Pire, le total présenté, pour « développement culturel et spectacles » est même en baisse de 3,4%.
Alors, on comprend le sens de votre budget : les compagnies, en lisant votre discours, pourront croire que le budget de la culture augmentera en 2004 de plus de 5%, et que c’est donc un peu à eux, dans un contexte particulièrement difficile, que ces moyens nouveaux pourront profiter. On ne leur a pas dit que cette croissance est optique, qu’elle s’explique par la baisse, brutale, de l’an passé, dont elle n’est que le rebond mécanique.
Alors, la déception, qu’on ressent en analysant votre projet de budget, déception que les moyens ne soient pas au rendez-vous, alors que tant de besoins existent, devient colère : colère devant les faux-semblants, devant l’indifférence, que traduit ce budget face à la marginalisation de pans entiers de notre vie culturelle.
La politique fiscale de M. Raffarin, c’est désormais connu : c’est de prendre aux pauvres pour donner aux riches.

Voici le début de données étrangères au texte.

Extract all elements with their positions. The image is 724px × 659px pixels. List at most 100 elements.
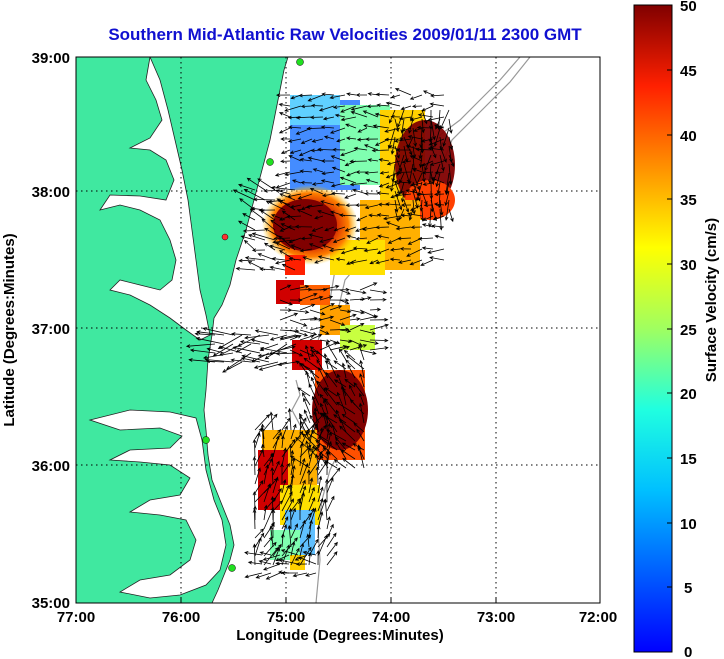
colorbar-tick-label: 40 <box>680 128 697 145</box>
chesapeake-bay <box>99 57 211 341</box>
velocity-vector-arrow <box>421 246 434 251</box>
velocity-vector-arrow <box>366 104 379 109</box>
velocity-vector-arrow <box>312 168 324 173</box>
velocity-vector-arrow <box>418 145 423 160</box>
velocity-vector-arrow <box>427 248 445 254</box>
velocity-vector-arrow <box>340 248 357 255</box>
velocity-vector-arrow <box>333 459 347 469</box>
velocity-vector-arrow <box>356 215 368 222</box>
velocity-vector-arrow <box>287 138 302 143</box>
velocity-vector-arrow <box>394 181 401 196</box>
velocity-vector-arrow <box>349 309 365 315</box>
velocity-vector-arrow <box>320 200 335 206</box>
velocity-vector-arrow <box>339 213 357 218</box>
velocity-vector-arrow <box>253 361 279 369</box>
velocity-vector-arrow <box>298 499 302 520</box>
velocity-vector-arrow <box>345 136 357 141</box>
velocity-vector-arrow <box>317 486 324 503</box>
x-tick-label: 72:00 <box>579 609 617 626</box>
velocity-vector-arrow <box>376 191 390 196</box>
velocity-vector-arrow <box>289 284 310 291</box>
velocity-vector-arrow <box>359 339 379 345</box>
velocity-vector-arrow <box>281 462 290 476</box>
velocity-vector-arrow <box>359 314 379 321</box>
velocity-vector-arrow <box>319 295 334 301</box>
velocity-vector-arrow <box>432 163 441 183</box>
velocity-vector-arrow <box>409 94 423 100</box>
velocity-vector-arrow <box>269 411 274 431</box>
velocity-vector-arrow <box>397 109 405 128</box>
colorbar-tick-label: 10 <box>680 516 697 533</box>
velocity-vector-arrow <box>242 228 266 233</box>
velocity-vector-arrow <box>289 335 302 341</box>
velocity-vector-arrow <box>345 203 357 208</box>
velocity-vector-arrow <box>325 478 329 502</box>
velocity-vector-arrow <box>240 356 261 363</box>
velocity-vector-arrow <box>385 221 401 228</box>
velocity-vector-arrow <box>421 163 426 183</box>
velocity-vector-arrow <box>280 149 291 154</box>
velocity-vector-arrow <box>349 182 368 187</box>
colorbar-tick-marks <box>667 4 672 588</box>
velocity-vector-arrow <box>244 334 270 340</box>
velocity-vector-arrow <box>297 556 317 565</box>
velocity-vector-arrow <box>281 491 293 512</box>
velocity-vector-arrow <box>290 430 304 449</box>
velocity-vector-arrow <box>247 560 263 565</box>
velocity-vector-arrow <box>259 551 272 556</box>
velocity-vector-arrow <box>311 138 324 143</box>
velocity-vector-arrow <box>299 519 306 539</box>
velocity-vector-arrow <box>333 226 346 232</box>
velocity-vector-arrow <box>310 376 320 397</box>
velocity-vector-arrow <box>371 148 390 153</box>
velocity-vector-arrow <box>272 428 282 440</box>
velocity-vector-arrow <box>281 478 287 494</box>
velocity-vector-arrow <box>303 357 320 370</box>
velocity-vector-arrow <box>204 357 234 363</box>
x-axis-ticks: 77:00 76:00 75:00 74:00 73:00 72:00 <box>57 609 617 626</box>
velocity-vector-arrow <box>321 244 335 250</box>
velocity-vector-arrow <box>307 156 324 162</box>
velocity-vector-arrow <box>270 214 286 221</box>
velocity-vector-arrow <box>279 334 297 340</box>
velocity-vector-arrow <box>299 462 309 485</box>
velocity-vector-arrow <box>251 248 266 253</box>
velocity-vector-arrow <box>254 528 265 539</box>
velocity-vector-arrow <box>308 422 318 440</box>
velocity-vector-arrow <box>244 551 263 556</box>
velocity-vector-arrow <box>366 237 379 244</box>
velocity-vector-arrow <box>353 422 365 433</box>
velocity-vector-arrow <box>185 343 216 348</box>
velocity-vector-arrow <box>299 457 306 476</box>
velocity-vector-arrow <box>195 336 225 345</box>
velocity-vector-arrow <box>372 124 390 129</box>
velocity-vector-arrow <box>326 516 331 530</box>
velocity-vector-arrow <box>241 354 270 363</box>
y-tick-label: 38:00 <box>32 184 70 201</box>
velocity-vector-arrow <box>326 477 334 494</box>
velocity-vector-arrow <box>299 479 306 494</box>
velocity-vector-arrow <box>399 172 405 184</box>
velocity-vector-arrow <box>433 127 441 148</box>
velocity-vector-arrow <box>326 495 335 512</box>
velocity-vector-arrow <box>269 525 274 548</box>
velocity-vector-arrow <box>278 102 291 107</box>
velocity-vector-arrow <box>323 387 338 406</box>
velocity-vector-arrow <box>430 172 435 186</box>
velocity-vector-arrow <box>259 267 276 271</box>
velocity-vector-arrow <box>359 392 365 406</box>
velocity-vector-arrow <box>399 246 412 251</box>
velocity-vector-arrow <box>294 224 313 229</box>
velocity-vector-arrow <box>270 467 275 485</box>
velocity-vector-arrow <box>430 199 438 222</box>
velocity-vector-arrow <box>278 235 296 251</box>
velocity-vector-arrow <box>281 544 290 566</box>
velocity-vector-arrow <box>440 109 450 130</box>
velocity-vector-arrow <box>305 344 311 361</box>
velocity-vector-arrow <box>276 198 296 211</box>
velocity-vector-arrow <box>329 287 350 292</box>
velocity-vector-arrow <box>308 444 315 467</box>
velocity-vector-arrow <box>397 170 412 175</box>
velocity-vector-arrow <box>412 104 423 109</box>
velocity-vector-arrow <box>219 345 243 354</box>
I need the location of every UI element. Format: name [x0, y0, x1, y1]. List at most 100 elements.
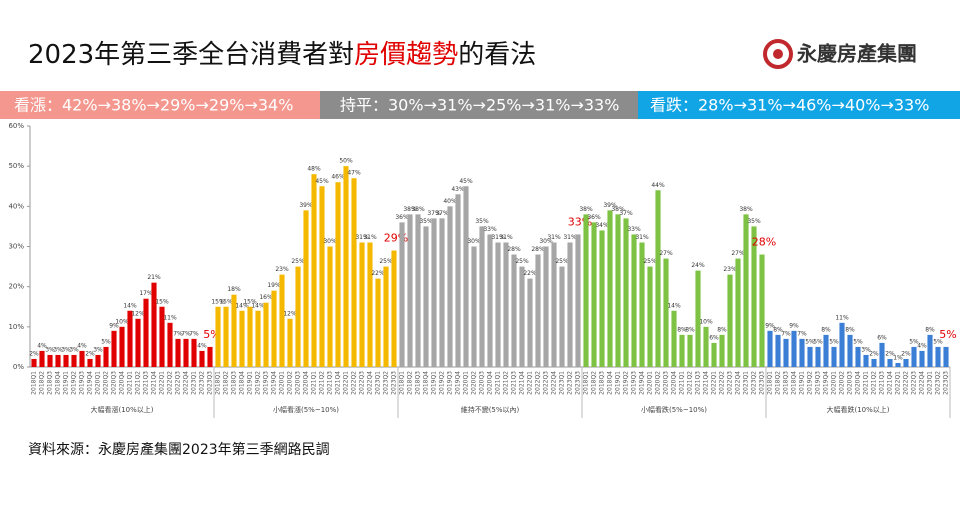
- x-tick-label: 2019Q1: [799, 371, 806, 395]
- x-tick-label: 2021Q4: [887, 371, 894, 395]
- logo-icon: [763, 39, 793, 69]
- data-label: 7%: [173, 330, 183, 337]
- data-label: 7%: [797, 330, 807, 337]
- data-label: 4%: [197, 342, 207, 349]
- data-label: 31%: [547, 234, 561, 241]
- x-tick-label: 2023Q1: [375, 371, 382, 395]
- y-tick-label: 10%: [8, 323, 24, 331]
- x-tick-label: 2018Q1: [583, 371, 590, 395]
- x-tick-label: 2018Q1: [399, 371, 406, 395]
- bar: [527, 278, 533, 367]
- data-label: 36%: [587, 214, 601, 221]
- x-tick-label: 2021Q1: [679, 371, 686, 395]
- x-tick-label: 2021Q4: [151, 371, 158, 395]
- x-tick-label: 2021Q2: [503, 371, 510, 395]
- data-label: 35%: [419, 218, 433, 225]
- x-tick-label: 2019Q2: [623, 371, 630, 395]
- bar: [583, 214, 589, 367]
- data-label: 5%: [805, 338, 815, 345]
- bar: [223, 306, 229, 367]
- data-label: 23%: [723, 266, 737, 273]
- data-label: 22%: [371, 270, 385, 277]
- x-tick-label: 2019Q2: [439, 371, 446, 395]
- bar: [655, 190, 661, 367]
- x-tick-label: 2022Q1: [159, 371, 166, 395]
- bar: [375, 278, 381, 367]
- bar: [455, 194, 461, 367]
- x-tick-label: 2020Q2: [287, 371, 294, 395]
- x-tick-label: 2022Q1: [343, 371, 350, 395]
- data-label: 6%: [877, 334, 887, 341]
- data-label: 43%: [451, 186, 465, 193]
- data-label: 8%: [773, 326, 783, 333]
- data-label: 34%: [595, 222, 609, 229]
- bar: [303, 210, 309, 367]
- bar: [479, 226, 485, 367]
- bar: [71, 354, 77, 367]
- x-tick-label: 2018Q1: [31, 371, 38, 395]
- data-label: 3%: [45, 346, 55, 353]
- data-label: 23%: [275, 266, 289, 273]
- data-label: 39%: [299, 202, 313, 209]
- data-label: 31%: [499, 234, 513, 241]
- data-label: 5%: [933, 338, 943, 345]
- data-label: 3%: [61, 346, 71, 353]
- data-label: 5%: [853, 338, 863, 345]
- bar: [711, 342, 717, 367]
- bar: [695, 270, 701, 367]
- title-highlight: 房價趨勢: [354, 40, 458, 70]
- bar: [703, 326, 709, 367]
- data-label: 45%: [315, 178, 329, 185]
- data-label: 3%: [861, 346, 871, 353]
- data-label: 28%: [507, 246, 521, 253]
- data-label: 5%: [909, 338, 919, 345]
- x-tick-label: 2020Q4: [855, 371, 862, 395]
- bar: [591, 222, 597, 367]
- bar: [391, 250, 397, 367]
- data-label: 9%: [765, 322, 775, 329]
- data-label: 8%: [821, 326, 831, 333]
- data-label: 30%: [323, 238, 337, 245]
- data-label: 25%: [555, 258, 569, 265]
- bar: [839, 322, 845, 367]
- group-label: 大幅看漲(10%以上): [90, 405, 153, 414]
- data-label: 17%: [139, 290, 153, 297]
- x-tick-label: 2020Q4: [487, 371, 494, 395]
- x-tick-label: 2019Q4: [455, 371, 462, 395]
- bar: [55, 354, 61, 367]
- bar: [743, 214, 749, 367]
- bar: [311, 174, 317, 367]
- bar: [63, 354, 69, 367]
- x-tick-label: 2022Q1: [527, 371, 534, 395]
- bar: [95, 354, 101, 367]
- bar: [207, 346, 213, 367]
- bar: [567, 242, 573, 367]
- x-tick-label: 2022Q2: [903, 371, 910, 395]
- data-label: 3%: [53, 346, 63, 353]
- bar: [159, 306, 165, 367]
- x-tick-label: 2023Q2: [751, 371, 758, 395]
- data-label: 8%: [685, 326, 695, 333]
- data-label: 15%: [155, 298, 169, 305]
- x-tick-label: 2020Q4: [119, 371, 126, 395]
- x-tick-label: 2022Q4: [367, 371, 374, 395]
- banner-text: 看漲：42%→38%→29%→29%→34%: [14, 96, 293, 115]
- bar: [663, 258, 669, 367]
- data-label: 18%: [227, 286, 241, 293]
- x-tick-label: 2018Q3: [415, 371, 422, 395]
- bar: [295, 266, 301, 367]
- data-label: 16%: [259, 294, 273, 301]
- bar: [143, 298, 149, 367]
- x-tick-label: 2020Q4: [303, 371, 310, 395]
- x-tick-label: 2023Q3: [575, 371, 582, 395]
- data-label: 38%: [411, 206, 425, 213]
- data-label: 14%: [123, 302, 137, 309]
- x-tick-label: 2022Q4: [735, 371, 742, 395]
- x-tick-label: 2019Q2: [807, 371, 814, 395]
- x-tick-label: 2022Q2: [719, 371, 726, 395]
- x-tick-label: 2022Q4: [183, 371, 190, 395]
- bar: [175, 338, 181, 367]
- data-label: 2%: [885, 350, 895, 357]
- bar: [887, 358, 893, 367]
- x-tick-label: 2021Q3: [879, 371, 886, 395]
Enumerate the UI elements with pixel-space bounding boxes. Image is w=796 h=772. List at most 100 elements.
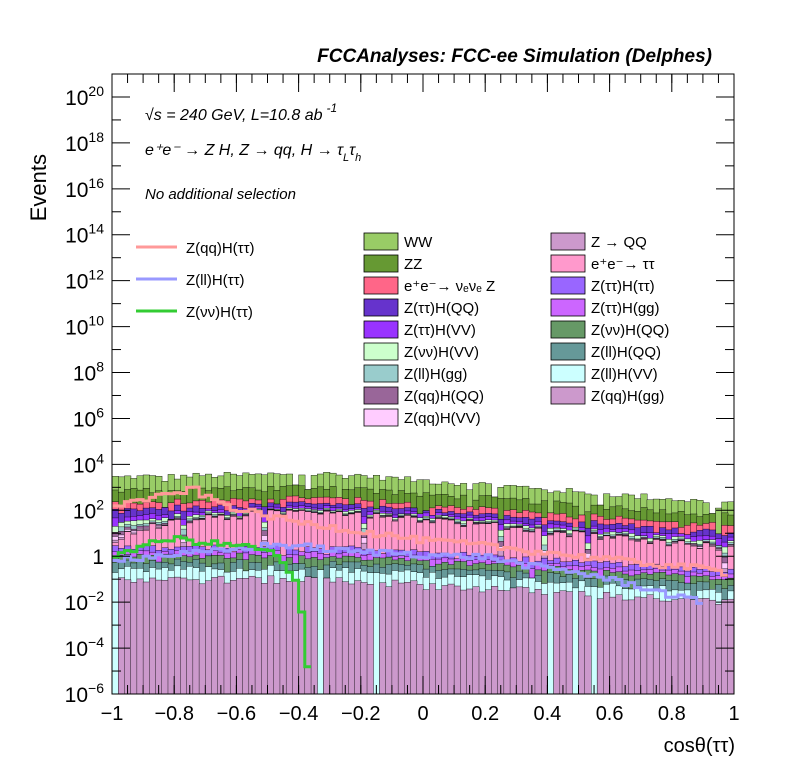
legend-stack-entry: Z(ll)H(gg) [363, 364, 467, 383]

Votre politique culturelle, c’est de laisser appauvrir les secteurs qui ont le plus de besoins, les compagnies fragilisées par la réforme de l’intermittence, les actions artistiques en milieu scolaire, pour abonder le fonctionnement des grandes ou des « grosses » institutions sur lesquelles l’Etat se replie. C’est pour nous un contresens grave.
De fait, Monsieur le Ministre des Beaux-Arts, vous vous contentez finalement, à travers ce projet de budget, de réhabiliter le trompe-l’œil.